Only in cases of institutions where both the factors are not cared for and a very short sighted approach is prevailing the ‘product quality’ will be continuously affected.  Such institutions are more in number and they send out large groups of name sake ‘graduates’ who contribute to the generally negative thought process of the employers as well as the society. Sooner or later the negative spiral would set in for such institutions. But even before that, the ‘spoilage’ or damage they do to the employment market and to the admissions process of some of the committed second or third level institutions would be very heavy. 

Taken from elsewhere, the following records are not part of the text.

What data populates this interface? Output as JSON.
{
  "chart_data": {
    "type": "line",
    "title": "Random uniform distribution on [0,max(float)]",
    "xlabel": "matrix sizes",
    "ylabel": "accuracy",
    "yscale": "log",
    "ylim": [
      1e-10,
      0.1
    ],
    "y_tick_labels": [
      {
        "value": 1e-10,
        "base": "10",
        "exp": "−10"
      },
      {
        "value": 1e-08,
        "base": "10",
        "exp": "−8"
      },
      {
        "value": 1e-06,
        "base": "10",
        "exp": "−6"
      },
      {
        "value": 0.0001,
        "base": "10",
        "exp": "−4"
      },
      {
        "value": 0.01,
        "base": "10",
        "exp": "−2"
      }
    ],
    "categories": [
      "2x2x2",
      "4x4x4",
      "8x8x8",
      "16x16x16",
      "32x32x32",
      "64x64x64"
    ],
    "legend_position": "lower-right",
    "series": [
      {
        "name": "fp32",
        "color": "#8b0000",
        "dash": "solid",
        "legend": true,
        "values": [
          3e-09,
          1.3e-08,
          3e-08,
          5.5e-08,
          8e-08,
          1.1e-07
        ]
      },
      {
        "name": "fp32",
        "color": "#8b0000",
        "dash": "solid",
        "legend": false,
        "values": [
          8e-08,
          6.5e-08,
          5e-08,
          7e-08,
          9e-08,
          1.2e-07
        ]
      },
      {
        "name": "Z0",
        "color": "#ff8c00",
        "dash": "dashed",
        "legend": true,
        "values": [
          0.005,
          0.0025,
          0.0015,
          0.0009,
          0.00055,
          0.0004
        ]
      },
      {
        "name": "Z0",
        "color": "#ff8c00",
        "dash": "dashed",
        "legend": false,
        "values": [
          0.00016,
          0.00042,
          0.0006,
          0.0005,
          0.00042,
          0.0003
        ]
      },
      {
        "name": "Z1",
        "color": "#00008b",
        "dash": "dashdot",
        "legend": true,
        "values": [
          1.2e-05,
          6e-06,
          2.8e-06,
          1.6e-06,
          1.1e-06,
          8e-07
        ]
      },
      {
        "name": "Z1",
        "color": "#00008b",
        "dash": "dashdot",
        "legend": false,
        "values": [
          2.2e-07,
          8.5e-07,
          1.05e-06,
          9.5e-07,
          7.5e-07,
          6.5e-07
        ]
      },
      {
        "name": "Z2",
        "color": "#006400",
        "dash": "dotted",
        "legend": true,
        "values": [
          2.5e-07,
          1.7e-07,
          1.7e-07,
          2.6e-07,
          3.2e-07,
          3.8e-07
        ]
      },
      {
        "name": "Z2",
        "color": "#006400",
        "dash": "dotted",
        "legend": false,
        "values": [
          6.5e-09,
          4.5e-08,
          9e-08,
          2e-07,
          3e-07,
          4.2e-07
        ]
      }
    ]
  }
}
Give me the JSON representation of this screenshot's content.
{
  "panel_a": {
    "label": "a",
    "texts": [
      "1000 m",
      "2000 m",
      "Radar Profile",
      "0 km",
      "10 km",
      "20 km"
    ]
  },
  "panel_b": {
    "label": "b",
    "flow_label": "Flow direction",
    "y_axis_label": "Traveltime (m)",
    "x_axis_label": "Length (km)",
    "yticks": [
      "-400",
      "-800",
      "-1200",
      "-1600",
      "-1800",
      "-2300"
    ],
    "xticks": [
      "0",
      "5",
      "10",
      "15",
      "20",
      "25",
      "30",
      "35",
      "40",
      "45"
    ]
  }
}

It is the duty of teams of thinkers, objectively minded academicians and social group leaders to bring out this anomaly to the forefront and highlight the significance of setting up and adhering to some quality norms in both selection and deliverables. Initially, there would be stiff opposition to any change. The promoters of academic institutions may like to wish away the first factor under the disguise of ‘healthy minimum numbers’ and ‘economies of scale’, the second one may be left unattended with a counter argument that ‘duly qualified’ faculty is difficult to get and the research work in Management studies are at a ‘fledgling’ stage. [Incidentally, for management education, the post-graduation in that field is enough a qualification to teach according to the higher education monitoring bodies and more of practicing managers are welcome rather than pure academicians to give values of problem solving.]   

My questions to the people who profound such defensive arguments is that “were you not able to understand this phenomenon when you started the department or the institution?”; “were you not able to predict at least that we would get to this stage very soon?”; “ having considered the proposition of offering MBA education as a pure business or commercial venture, don’t you know that like any other business the ‘input quality’ is what ultimately determines the long term acceptability of your ‘product’ in the market?”; “what has been done in or by your institution or department to sustain the quality?”  Interestingly, there are some Business schools who are - small but committed to the cause of quality education; who have developed excellent teams of regular, adjunct and visiting  faculty members (sometimes, equal to the number of students in the classes!); possess a very well-designed curriculum which is up to date; an affiliation or association with an accredited Indian or Western University; a very consistently decent placement record of over 90%; and a fairly supportive, affordable fee structure and a good set of satisfied alumni and last but not the least an excellent infrastructure- awaiting a good level of admissions. They should be given a chance to prove that the ‘professional quality’ cannot decline if there is an equal commitment from the Institution as well as the student community towards achieving excellence in their pursuits and no relenting at any cost. In fact, such institutions only add ‘value’ to the individuals and the nation over a period of time.